この欄を読んで「胸がズキンとなりました」という手紙に、胸がズキンとした。「言葉の切っ先が痛い」と書いたコラムへの感想で、もしかして自分の言葉こそ刃物の切っ先になったのでは、と。

福島出身の女子学生に「放射能を浴びているから光ると思った」と大学の非常勤講師が言ったことを書いたコラムである。しばらくして女性の読者から寄せられたのが、その手紙だった。息子さんがその大学に通っているらしい。

大学名が出ると息子まで変な目で見られる-といった非難かと最初は思った。そうではなかった。

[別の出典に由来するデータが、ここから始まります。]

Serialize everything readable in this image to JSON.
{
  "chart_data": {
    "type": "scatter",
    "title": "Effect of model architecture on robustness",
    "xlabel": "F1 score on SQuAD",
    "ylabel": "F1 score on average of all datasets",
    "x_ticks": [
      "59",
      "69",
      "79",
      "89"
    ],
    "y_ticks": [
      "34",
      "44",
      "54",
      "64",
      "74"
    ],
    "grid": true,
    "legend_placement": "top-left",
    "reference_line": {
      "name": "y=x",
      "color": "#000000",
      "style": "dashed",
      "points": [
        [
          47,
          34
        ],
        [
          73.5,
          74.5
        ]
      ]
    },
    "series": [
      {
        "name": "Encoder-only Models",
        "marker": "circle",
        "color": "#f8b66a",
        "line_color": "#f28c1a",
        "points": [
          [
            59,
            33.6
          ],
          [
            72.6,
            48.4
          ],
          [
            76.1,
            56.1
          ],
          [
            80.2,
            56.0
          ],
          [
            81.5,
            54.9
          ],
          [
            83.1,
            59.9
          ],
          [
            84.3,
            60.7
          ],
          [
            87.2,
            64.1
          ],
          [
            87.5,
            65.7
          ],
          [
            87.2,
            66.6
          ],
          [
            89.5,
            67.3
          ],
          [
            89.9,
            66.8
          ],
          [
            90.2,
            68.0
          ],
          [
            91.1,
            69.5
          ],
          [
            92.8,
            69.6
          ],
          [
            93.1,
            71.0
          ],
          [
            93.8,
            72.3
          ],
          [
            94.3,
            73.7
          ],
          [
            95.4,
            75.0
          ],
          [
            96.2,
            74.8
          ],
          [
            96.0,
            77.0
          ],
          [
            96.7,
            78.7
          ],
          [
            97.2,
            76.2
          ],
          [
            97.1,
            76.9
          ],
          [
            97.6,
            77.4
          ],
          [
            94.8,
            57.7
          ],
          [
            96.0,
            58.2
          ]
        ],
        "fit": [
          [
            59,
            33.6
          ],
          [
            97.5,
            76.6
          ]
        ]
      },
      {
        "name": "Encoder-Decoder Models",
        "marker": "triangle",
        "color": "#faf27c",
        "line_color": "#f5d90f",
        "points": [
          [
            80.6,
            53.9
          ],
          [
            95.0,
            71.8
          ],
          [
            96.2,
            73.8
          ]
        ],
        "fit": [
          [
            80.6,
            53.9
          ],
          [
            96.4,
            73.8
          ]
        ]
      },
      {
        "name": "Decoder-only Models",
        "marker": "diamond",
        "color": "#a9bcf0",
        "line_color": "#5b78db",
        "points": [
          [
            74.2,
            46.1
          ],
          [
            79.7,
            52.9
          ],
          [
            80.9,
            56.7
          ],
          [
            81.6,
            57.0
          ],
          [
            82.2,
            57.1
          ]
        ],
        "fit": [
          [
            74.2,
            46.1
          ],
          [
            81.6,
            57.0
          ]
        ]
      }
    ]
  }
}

息子さんは中学の頃、福島の中学生と交流する機会があり、同世代が前を向いて生きているのを知っている。大震災で命を落とし、成人を迎えることもない人の無念を思っている。地元長崎での地区成人式では、新成人代表としてそんな思いも語った。

女性は被爆2世で、今でも原爆の惨状を思い浮かべ、浦上川を直視できないという。「ドキリとなった」のは、長崎に生まれ、差別や偏見の悲しさを知っていて、当該大学に通う者の母だから、とある。

機会があれば福島の人に、その大学の中にも「福島を想(おも)っている者がいることをお伝えください」。手紙はそう結ばれている。「想っている者」とは長崎に生まれ、生き続けるご自身でもあるのだろう。